R.I.P. McQUEEN

Absolutamente perplexo com a morte do designer Alexander McQueen,fato que acaba de bombar em todas as mídias do mundo,da “BBC” ao site da “Vogue” Paris.

Afim de homenageá-lo,vou reproduzir aqui um post antiguinho que fiz sobre esse gênio da moda – e porque não da arte -,pois o que ele fazia era muito mais que moda.Sim,a palavra é arte.Com certeza.

Alexander McQueen (1.969-2.010)

O ILUSIONISTA
(post originalmente publicado em 18/05/09)

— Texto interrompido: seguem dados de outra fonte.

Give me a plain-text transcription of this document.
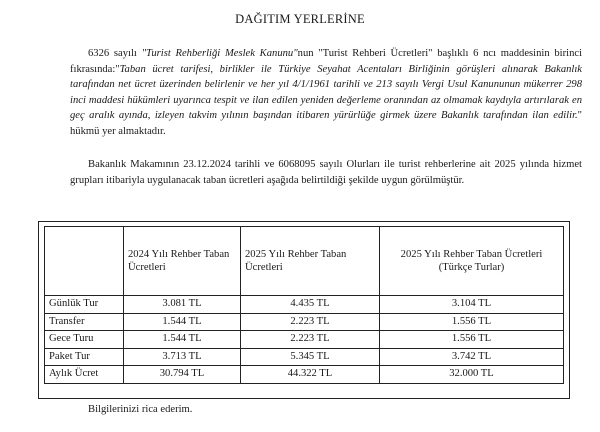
DAĞITIM YERLERİNE
6326 sayılı "Turist Rehberliği Meslek Kanunu"nun "Turist Rehberi Ücretleri" başlıklı 6 ncı maddesinin birinci fıkrasında:"Taban ücret tarifesi, birlikler ile Türkiye Seyahat Acentaları Birliğinin görüşleri alınarak Bakanlık tarafından net ücret üzerinden belirlenir ve her yıl 4/1/1961 tarihli ve 213 sayılı Vergi Usul Kanununun mükerrer 298 inci maddesi hükümleri uyarınca tespit ve ilan edilen yeniden değerleme oranından az olmamak kaydıyla artırılarak en geç aralık ayında, izleyen takvim yılının başından itibaren yürürlüğe girmek üzere Bakanlık tarafından ilan edilir." hükmü yer almaktadır.
Bakanlık Makamının 23.12.2024 tarihli ve 6068095 sayılı Olurları ile turist rehberlerine ait 2025 yılında hizmet grupları itibariyla uygulanacak taban ücretleri aşağıda belirtildiği şekilde uygun görülmüştür.
	2024 Yılı Rehber Taban Ücretleri	2025 Yılı Rehber Taban Ücretleri	2025 Yılı Rehber Taban Ücretleri (Türkçe Turlar)
Günlük Tur	3.081 TL	4.435 TL	3.104 TL
Transfer	1.544 TL	2.223 TL	1.556 TL
Gece Turu	1.544 TL	2.223 TL	1.556 TL
Paket Tur	3.713 TL	5.345 TL	3.742 TL
Aylık Ücret	30.794 TL	44.322 TL	32.000 TL
Bilgilerinizi rica ederim.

Que tédio.Depois de quase 2 décadas acompanhando tudo que pincelou a cena fashion mundial,confesso que cansei.Nada de relevante acontece na moda,e não é de agora.Com a recente crise global então,o supérfluo – responsável por nos tirar da massacrante e patética realidade que é a vida – ficou de lado,mais que isso,sumiu.Em meio ao marasmo que virou o mundo da moda,só há um nome que ainda consegue me instigar,fazer acreditar no sonho,que – sorry – está anos-luz da matemática-fashion imposta pela tal turma recessionista de que tanto esses jornalistas sem assunto insistem em falar (martelar).Descoberto – literalmente – ainda no desfile de graduação da conceituada Saint Martins,pela fervida e intrépida editora inglesa Isabella Blow,Alexander McQueen é o “cara” quando o assunto é me fazer acreditar que nem tudo está perdido – ainda.O sonho vive.

À seguir,alguns vídeos que mostram como,quando e porque esse inglês faz de suas criações muito mais que roupa.Um verdadeiro crossover entre arte,design e cultura fashion.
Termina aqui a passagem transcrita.